Washington, Oct 27, 2021 (AFP)
The White House raced Wednesday to lock down a deal on Joe Biden's sweeping domestic agenda with the president desperate to take some big wins with him on a trip to meet global leaders in Europe.
Biden's economic plan remained in limbo 24 hours ahead of his departure for Italy as administration officials launched a full-court press to get congressional Democrats to vote on a long-delayed $1.2 trillion package to transform America's crumbling infrastructure.
Negotiators are hoping to pass the massive roads and bridges upgrade as early as Wednesday, as a boon to Democrats in upcoming governors' elections in Virginia and New Jersey and as a success for Biden to tout on the world stage.
But leftist lawmakers have made clear they will block the Senate-approved cross-party bill until a text is agreed on the final version of Biden's other major priority -- a behemoth social spending package aiming to build a fairer economy.
There has been some progress on that package, known as the Build Back Better bill, but weeks of negotiations between the Democratic left and center have yet to produce consensus even on the price tag, let alone the provisions it should contain, or how to pay for it.
Biden, who heads to Rome for a summit of G-20 wealthy nations and then Glasgow for a global climate gathering, met Tuesday evening with moderate senators Kyrsten Sinema and Joe Manchin, both holdouts on Build Back Better who have spent weeks chiseling the original $3.5 trillion top line to somewhere nearer half that.
- 'Sleepless nights' -
Senate Majority Leader Chuck Schumer believes an agreement is "within reach," he told reporters on Capitol Hill Tuesday.
"It's worth the sleepless nights, it's worth the long weekends," he said.
"This is our job and this is a moment. It may be a moment that doesn't come back again."
Despite the optimism, Democrats have yet to reach consensus on a slew of issues including taxes, paid family leave, prescription drug pricing and expanding health care coverage for two million low-income Americans.

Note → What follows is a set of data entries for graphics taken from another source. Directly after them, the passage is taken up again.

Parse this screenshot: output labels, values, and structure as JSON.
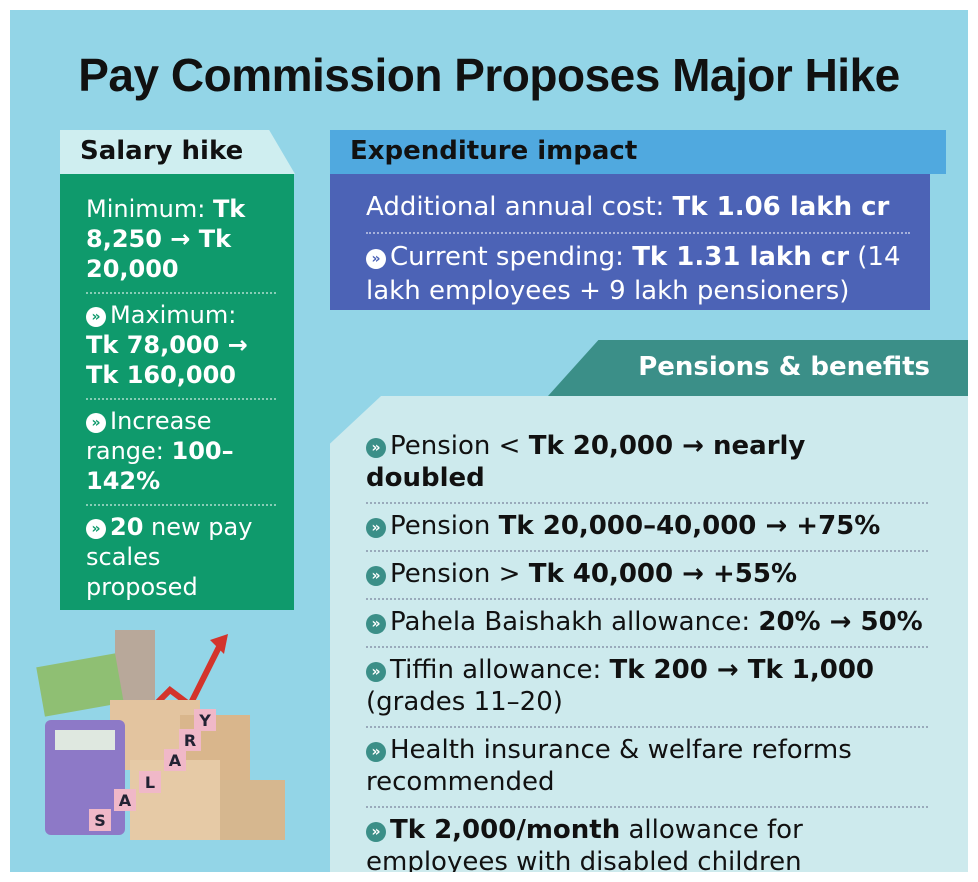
{
  "title": "Pay Commission Proposes Major Hike",
  "salary_hike": {
    "heading": "Salary hike",
    "items": [
      [
        {
          "text": "Minimum: "
        },
        {
          "text": "Tk 8,250 → Tk 20,000",
          "bold": true
        }
      ],
      [
        {
          "text": "Maximum: "
        },
        {
          "text": "Tk 78,000 → Tk 160,000",
          "bold": true
        }
      ],
      [
        {
          "text": "Increase range: "
        },
        {
          "text": "100–142%",
          "bold": true
        }
      ],
      [
        {
          "text": "20",
          "bold": true
        },
        {
          "text": " new pay scales proposed"
        }
      ]
    ]
  },
  "expenditure_impact": {
    "heading": "Expenditure impact",
    "items": [
      [
        {
          "text": "Additional annual cost: "
        },
        {
          "text": "Tk 1.06 lakh cr",
          "bold": true
        }
      ],
      [
        {
          "text": "Current spending: "
        },
        {
          "text": "Tk 1.31 lakh cr",
          "bold": true
        },
        {
          "text": " (14 lakh employees + 9 lakh pensioners)"
        }
      ]
    ]
  },
  "pensions_benefits": {
    "heading": "Pensions & benefits",
    "items": [
      [
        {
          "text": "Pension < "
        },
        {
          "text": "Tk 20,000 → nearly doubled",
          "bold": true
        }
      ],
      [
        {
          "text": "Pension "
        },
        {
          "text": "Tk 20,000–40,000 → +75%",
          "bold": true
        }
      ],
      [
        {
          "text": "Pension > "
        },
        {
          "text": "Tk 40,000 → +55%",
          "bold": true
        }
      ],
      [
        {
          "text": "Pahela Baishakh allowance: "
        },
        {
          "text": "20% → 50%",
          "bold": true
        }
      ],
      [
        {
          "text": "Tiffin allowance: "
        },
        {
          "text": "Tk 200 → Tk 1,000",
          "bold": true
        },
        {
          "text": " (grades 11–20)"
        }
      ],
      [
        {
          "text": "Health insurance & welfare reforms recommended"
        }
      ],
      [
        {
          "text": "Tk 2,000/month",
          "bold": true
        },
        {
          "text": " allowance for employees with disabled children"
        }
      ]
    ]
  },
  "illustration_letters": [
    "S",
    "A",
    "L",
    "A",
    "R",
    "Y"
  ]
}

Leftist former presidential candidate Bernie Sanders says a separate plan to expand Medicare -- a federal health insurance program mainly for seniors -- to cover dental, vision and hearing programs is a deal-breaker.
But Manchin, who wondered publicly on Tuesday whether he actually belongs in the Democratic Party, has insisted he won't expand a program that's already going bankrupt.

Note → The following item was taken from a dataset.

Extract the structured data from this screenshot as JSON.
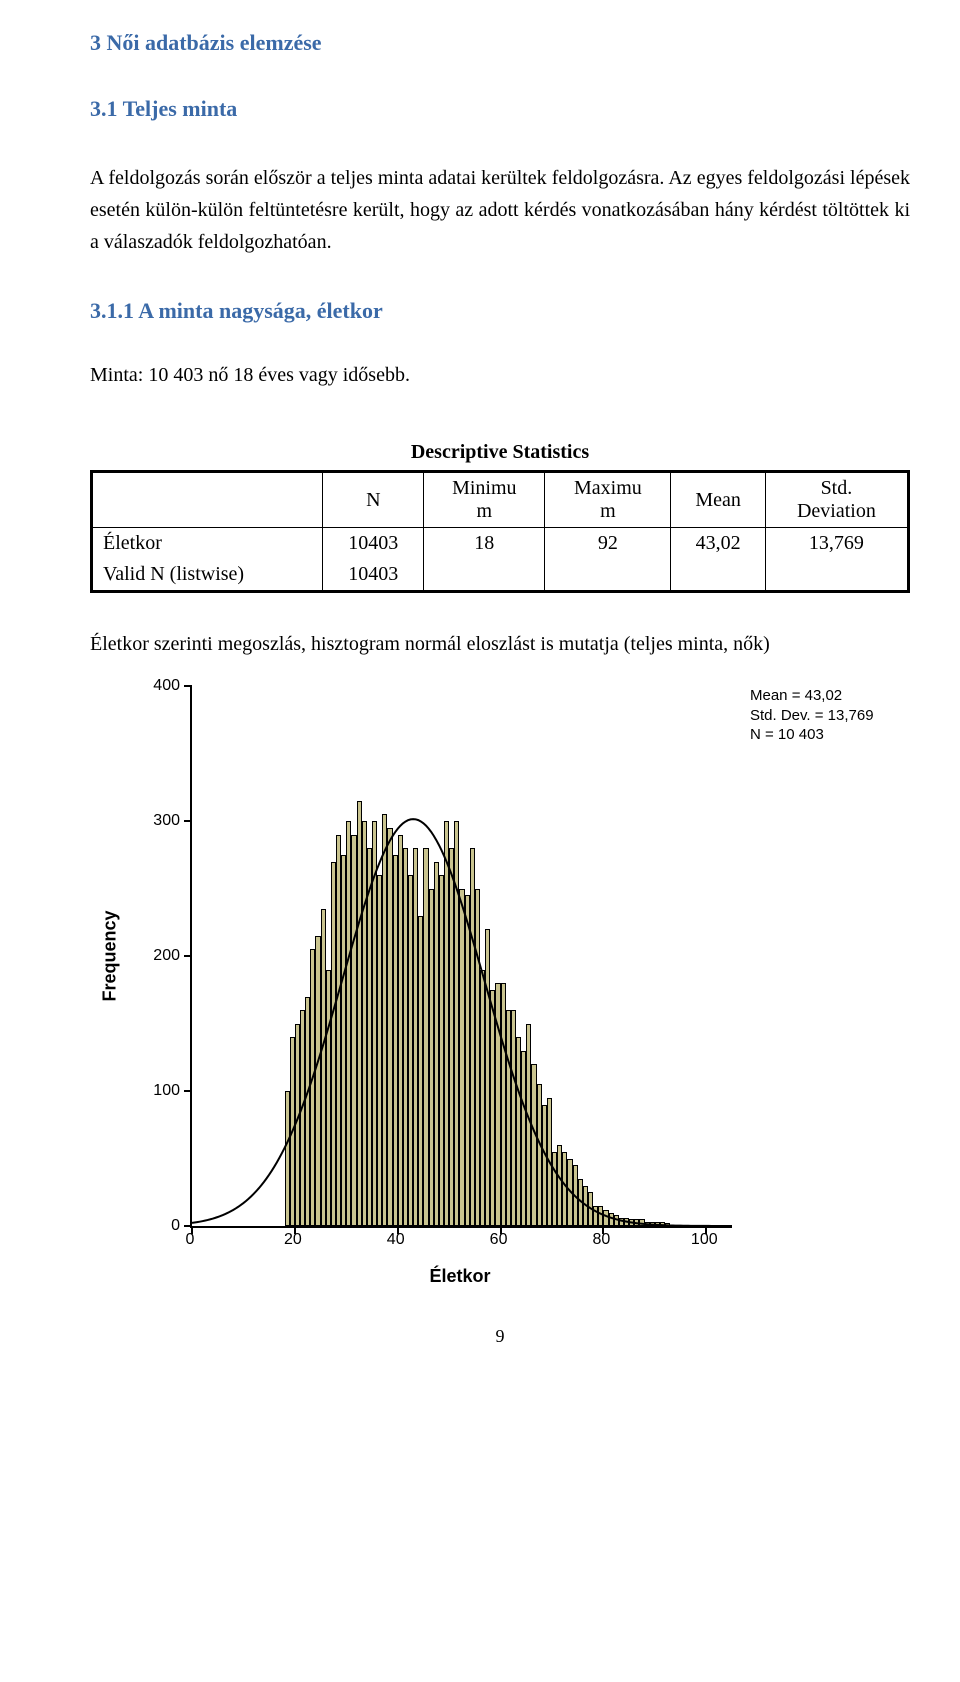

"There's just huge pieces of this that are not nailed down. So each time I hear 'Well, it's almost done,' I don't know what the hell people are talking about," Democratic Senator Jeff Merkley told NBC.
- Billionaires' tax -
In a last-second scramble to pay for Biden's plans, Senate Democrats are mulling a billionaires' tax that would target roughly 700 tycoons with over $1 billion in assets or $100 million in annual income for three consecutive years.

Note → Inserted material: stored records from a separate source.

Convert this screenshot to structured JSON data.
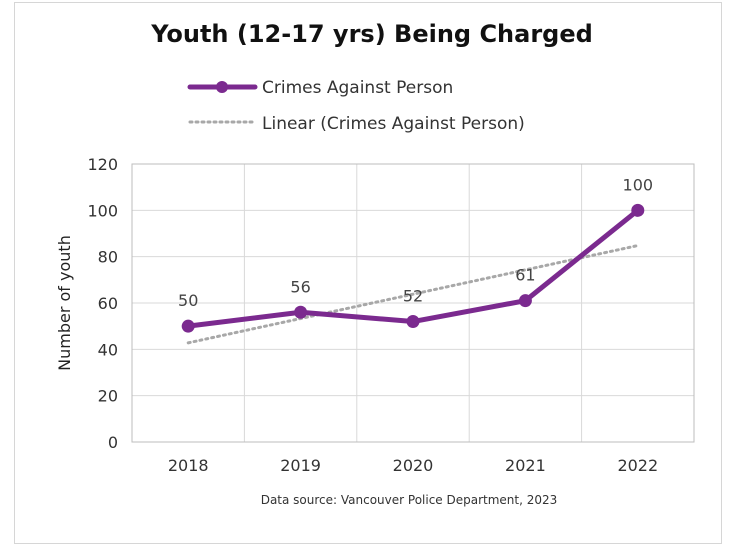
{
  "chart_data": {
    "type": "line",
    "title": "Youth (12-17 yrs) Being Charged",
    "xlabel": "",
    "ylabel": "Number of youth",
    "categories": [
      "2018",
      "2019",
      "2020",
      "2021",
      "2022"
    ],
    "series": [
      {
        "name": "Crimes Against Person",
        "values": [
          50,
          56,
          52,
          61,
          100
        ],
        "color": "#7b2a8f"
      }
    ],
    "trendline": {
      "name": "Linear (Crimes Against Person)",
      "start": 42.8,
      "end": 84.8,
      "color": "#a8a8a8",
      "style": "dotted"
    },
    "ylim": [
      0,
      120
    ],
    "yticks": [
      "0",
      "20",
      "40",
      "60",
      "80",
      "100",
      "120"
    ],
    "grid": true,
    "legend_position": "top",
    "source": "Data source: Vancouver Police Department, 2023"
  }
}
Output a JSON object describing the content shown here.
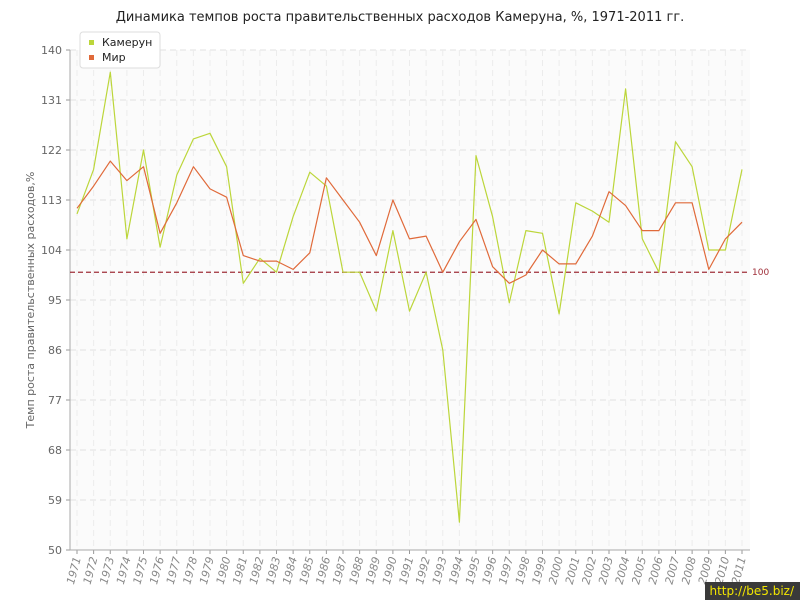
{
  "chart_data": {
    "type": "line",
    "title": "Динамика темпов роста правительственных расходов Камеруна, %, 1971-2011 гг.",
    "xlabel": "",
    "ylabel": "Темп роста правительственных расходов,%",
    "ylim": [
      50,
      140
    ],
    "yticks": [
      50,
      59,
      68,
      77,
      86,
      95,
      104,
      113,
      122,
      131,
      140
    ],
    "grid": true,
    "legend_position": "top-left",
    "reference_line": {
      "value": 100,
      "label": "100",
      "color": "#a0303a"
    },
    "x": [
      "1971",
      "1972",
      "1973",
      "1974",
      "1975",
      "1976",
      "1977",
      "1978",
      "1979",
      "1980",
      "1981",
      "1982",
      "1983",
      "1984",
      "1985",
      "1986",
      "1987",
      "1988",
      "1989",
      "1990",
      "1991",
      "1992",
      "1993",
      "1994",
      "1995",
      "1996",
      "1997",
      "1998",
      "1999",
      "2000",
      "2001",
      "2002",
      "2003",
      "2004",
      "2005",
      "2006",
      "2007",
      "2008",
      "2009",
      "2010",
      "2011"
    ],
    "series": [
      {
        "name": "Камерун",
        "color": "#bcd63a",
        "values": [
          110.5,
          118.5,
          136,
          106,
          122,
          104.5,
          117.5,
          124,
          125,
          119,
          98,
          102.5,
          100,
          110,
          118,
          115.5,
          100,
          100,
          93,
          107.5,
          93,
          100,
          86,
          55,
          121,
          110,
          94.5,
          107.5,
          107,
          92.5,
          112.5,
          111,
          109,
          133,
          106,
          100,
          123.5,
          119,
          104,
          104,
          118.5
        ]
      },
      {
        "name": "Мир",
        "color": "#e06a3a",
        "values": [
          111.5,
          115.5,
          120,
          116.5,
          119,
          107,
          112.5,
          119,
          115,
          113.5,
          103,
          102,
          102,
          100.5,
          103.5,
          117,
          113,
          109,
          103,
          113,
          106,
          106.5,
          100,
          105.5,
          109.5,
          101,
          98,
          99.5,
          104,
          101.5,
          101.5,
          106.5,
          114.5,
          112,
          107.5,
          107.5,
          112.5,
          112.5,
          100.5,
          106,
          109
        ]
      }
    ]
  },
  "watermark": "http://be5.biz/"
}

Senate Finance Committee Chair Ron Wyden said his plan "would ensure billionaires pay tax every year, just like working Americans."
Under the proposal, according to US media, billionaires would begin paying capital gains taxes of 23.8 percent on the appreciation in value of tradeable assets such as stocks and bonds, regardless of whether they are sold.
The tax would bring in an estimated around $300 billion, around a fifth of the expected compromise cost of Build Back Better. But Democrats in both chambers, including Manchin, Sinema, and Richie Neal, the chairman of the powerful House Ways and Means Committee, are said to have misgivings.
There were signs of light however, with tentative agreement among the Democrats, who control Congress and the White House, on a minimum 15 percent corporate tax on the profits of companies clearing more than $1 billion a year.
Nearly 200 billion-dollar companies would be subject to the tax, another key revenue raiser that could generate as much as $400 billion, its backers say.
"This proposal represents a commonsense step toward ensuring that highly profitable corporations -- which sometimes can avoid the current corporate tax rate - pay a reasonable minimum tax on their profits," Sinema said in a statement.